Kommentar Grundsicherung für Kinder: Gut gemeint, schlecht gerechnet

Solange es nicht genügend Kita- und Arbeitsplätze für Mütter gibt, will die Familienlobby arme Familien direkt finanziell unterstützen.

Rechtzeitig zum Wahlkampf fordert ein Familienbündnis ein weiteres Mal eine Kindergrundsicherung: 500 Euro für alle Kinder bis 27 Jahre. Dass auch namhafte Experten sich anschließen, hat mit Familienministerin Ursula von der Leyens bisher wenig wirksamer Familienpolitik zu tun. Dabei war ihr Ansatz nicht schlecht: Elterngeld und Kita-Ausbau sollten vor allem die Erwerbstätigkeit der Mütter fördern. Würden sie mehr verdienen, hätte die Familie mehr Geld und es gäbe weniger Kinderarmut, so das Konzept. Deshalb unterstützte die Ministerin eine sogenannte "Objektförderung" statt einer "Subjektförderung": Der Staat stellt die Infrastruktur, damit die Eltern sich anschließend selbst finanzieren können. Das bringt weniger Transferkosten und mehr Steuern.

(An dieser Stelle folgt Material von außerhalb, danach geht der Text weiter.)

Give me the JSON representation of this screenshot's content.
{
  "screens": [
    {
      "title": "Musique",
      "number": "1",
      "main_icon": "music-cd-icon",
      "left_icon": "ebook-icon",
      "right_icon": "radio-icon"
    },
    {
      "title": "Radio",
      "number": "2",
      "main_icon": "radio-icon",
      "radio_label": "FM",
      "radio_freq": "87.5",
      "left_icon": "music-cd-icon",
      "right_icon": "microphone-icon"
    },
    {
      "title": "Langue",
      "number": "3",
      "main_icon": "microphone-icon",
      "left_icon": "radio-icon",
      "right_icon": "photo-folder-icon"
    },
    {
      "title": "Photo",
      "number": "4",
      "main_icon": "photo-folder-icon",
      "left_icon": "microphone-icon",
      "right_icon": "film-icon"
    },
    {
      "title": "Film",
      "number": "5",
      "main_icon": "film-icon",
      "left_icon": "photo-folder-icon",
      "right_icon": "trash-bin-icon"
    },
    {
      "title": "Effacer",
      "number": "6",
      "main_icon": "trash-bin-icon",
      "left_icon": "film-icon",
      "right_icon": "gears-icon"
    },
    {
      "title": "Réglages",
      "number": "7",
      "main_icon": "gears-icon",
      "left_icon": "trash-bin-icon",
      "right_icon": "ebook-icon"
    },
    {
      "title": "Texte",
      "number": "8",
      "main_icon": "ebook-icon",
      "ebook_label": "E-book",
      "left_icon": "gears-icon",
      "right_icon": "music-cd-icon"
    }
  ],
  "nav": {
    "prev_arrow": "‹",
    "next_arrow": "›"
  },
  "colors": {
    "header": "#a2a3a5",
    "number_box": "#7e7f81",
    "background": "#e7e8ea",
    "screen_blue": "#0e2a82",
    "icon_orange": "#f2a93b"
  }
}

Dummerweise funktioniert dieser Ansatz kurzfristig nicht. Und das ist es, was die Familienlobby nun antreibt: Es gibt im Moment weder die Kita- noch die Arbeitsplätze für Mütter. Deshalb drängen die Experten nun zur Subjektförderung: mehr Geld für Familien, vor allem für arme. Dabei findet auch das Bündnis Objektförderung prinzipiell richtig. Wenn die Kitas erst mal gebaut seien, dann könne die Grundsicherung wieder gesenkt werden, schlagen die Verbände vor.

Das allerdings ist eine Rechnung ohne den Wirt, also ohne die Politik. Es klingt, als könne man die Familienleistungen mal eben so umbauen: dieses Jahr so, nächstes Jahr dann wieder anders. Wer je einen Blick in die Verfassungsgerichtsurteile zum Thema Familienleistungen geworfen hat, weiß, dass es hier um heilige Kühe geht. Jeder Deut an Änderungen bringt jahrelangen Rechtsstreit mit sich. Allein die Abschaffung des Ehegattensplittings, die das Bündnis zur Finanzierung vorschlägt, ist so wohl kaum verfassungsgemäß.

Am besten wäre natürlich, man würde Subjekt- und Objektförderung gar nicht gegeneinander ausspielen, sondern einfach beides ermöglichen. Eine Grundsicherung statt des jetzigen Förderflickenteppichs ist dabei auf jeden Fall sinnvoll. 500 Euro pro Kind allerdings sind so erst mal nicht finanzierbar.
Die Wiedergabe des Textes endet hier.